Ici le silence est d'or...Zut j'ai pas d'or



Tam & Mael
Oh bon sang, si j’avais su qu’en cette période nous aurions autant de devoirs à effectué je n’aurais pas pris une journée pour moi…C’est vrai, j’avais tout tenté pour me détendre quelque peut, prendre un long bain avec un gel douche couleur ambre dont la douce odeur de karité orne la peau, je n’aurais pas lavé mes cheveux aussi longuement en les traitants avec de nombreuses lotions capillaires pour leurs redonnés un peu de brillance. Je fis quelque peut la grimace devant mon miroir.
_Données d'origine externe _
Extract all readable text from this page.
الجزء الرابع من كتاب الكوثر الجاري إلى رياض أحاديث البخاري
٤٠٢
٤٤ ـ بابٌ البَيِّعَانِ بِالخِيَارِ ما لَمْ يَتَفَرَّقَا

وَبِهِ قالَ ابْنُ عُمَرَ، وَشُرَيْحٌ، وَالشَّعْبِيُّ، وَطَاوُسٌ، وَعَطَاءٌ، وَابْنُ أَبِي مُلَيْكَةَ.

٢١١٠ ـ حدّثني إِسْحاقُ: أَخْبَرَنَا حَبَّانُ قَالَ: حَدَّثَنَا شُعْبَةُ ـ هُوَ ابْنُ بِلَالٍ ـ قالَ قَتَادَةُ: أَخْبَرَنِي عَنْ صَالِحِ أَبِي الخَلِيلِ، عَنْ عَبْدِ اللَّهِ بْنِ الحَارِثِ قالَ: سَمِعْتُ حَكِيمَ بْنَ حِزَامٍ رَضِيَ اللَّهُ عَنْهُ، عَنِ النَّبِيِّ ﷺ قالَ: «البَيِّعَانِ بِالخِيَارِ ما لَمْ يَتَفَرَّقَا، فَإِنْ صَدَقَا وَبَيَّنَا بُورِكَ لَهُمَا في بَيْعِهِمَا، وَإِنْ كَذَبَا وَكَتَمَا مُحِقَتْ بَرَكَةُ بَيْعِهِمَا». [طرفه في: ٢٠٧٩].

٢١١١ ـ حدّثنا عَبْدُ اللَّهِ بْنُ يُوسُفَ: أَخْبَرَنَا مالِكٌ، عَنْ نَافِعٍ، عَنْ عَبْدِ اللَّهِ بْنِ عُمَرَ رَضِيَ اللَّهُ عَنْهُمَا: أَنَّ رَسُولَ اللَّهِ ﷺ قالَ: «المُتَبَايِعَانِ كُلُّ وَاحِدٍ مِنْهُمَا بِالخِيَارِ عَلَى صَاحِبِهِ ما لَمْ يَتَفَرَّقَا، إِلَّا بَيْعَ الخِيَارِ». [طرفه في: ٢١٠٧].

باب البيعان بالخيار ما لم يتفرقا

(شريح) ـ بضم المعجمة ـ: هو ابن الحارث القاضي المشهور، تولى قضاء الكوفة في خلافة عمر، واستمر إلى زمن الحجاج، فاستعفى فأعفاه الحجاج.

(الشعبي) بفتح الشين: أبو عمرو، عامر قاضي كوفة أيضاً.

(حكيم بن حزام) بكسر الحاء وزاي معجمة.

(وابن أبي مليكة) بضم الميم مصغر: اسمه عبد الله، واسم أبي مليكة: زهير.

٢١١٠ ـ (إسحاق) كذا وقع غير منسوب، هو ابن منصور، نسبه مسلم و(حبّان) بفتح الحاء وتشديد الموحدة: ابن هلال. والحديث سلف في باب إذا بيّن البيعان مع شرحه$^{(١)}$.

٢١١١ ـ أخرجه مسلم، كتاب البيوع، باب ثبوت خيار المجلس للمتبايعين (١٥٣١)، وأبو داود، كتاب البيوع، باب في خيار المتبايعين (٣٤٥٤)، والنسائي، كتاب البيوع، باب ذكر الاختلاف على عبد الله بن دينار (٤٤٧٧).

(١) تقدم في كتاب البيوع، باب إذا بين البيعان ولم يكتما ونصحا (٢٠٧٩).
Certes, ma chevelure sombre était lisse, soyeuse et brillante mais mon agenda regorgeait de devoir…là on se demande en quoi ces deux activités sont liées…Bah en gros j’ai pris soin de moi au lieu de faire mes devoirs et j’ai pris du retard sur mon planning.

Oui je fais partie de ces personnes qui ont un planning, je ne peux pas m’en passer, mes journées sont planifiées de A à Z. Je fis glissé mon agenda vers moi et ouvrit la page du jour, tout en faisant une petite moue, mon doigt pressa le chiffre et une multitude de calligraphies ornèrent la page, des couleurs comme le noir, le rouge et le vert brillaient sur la page qui était jadis blanche. La couleur noire correspond aux énoncés des devoirs, le rouge à l’importance de la matière et le vert est censé mettre en avant l’ordre numérique dans lequel je dois débuter. Un tremblement parcourut toute la page, et je pinçai la lèvre pour prendre la dite page entre mes doigts que je tournai sur le jour précédent. Je refis une légère pression sur la date et les écrits se mirent à briller. Je me surpris à pousser un soupir de soulagement en lorgnant la page. J’avais effectué 60% du travail de la veille que j’avais prévue, mais hélas pour moi j’avais donc pris du retard pour celui que je devais impérativement faire aujourd’hui.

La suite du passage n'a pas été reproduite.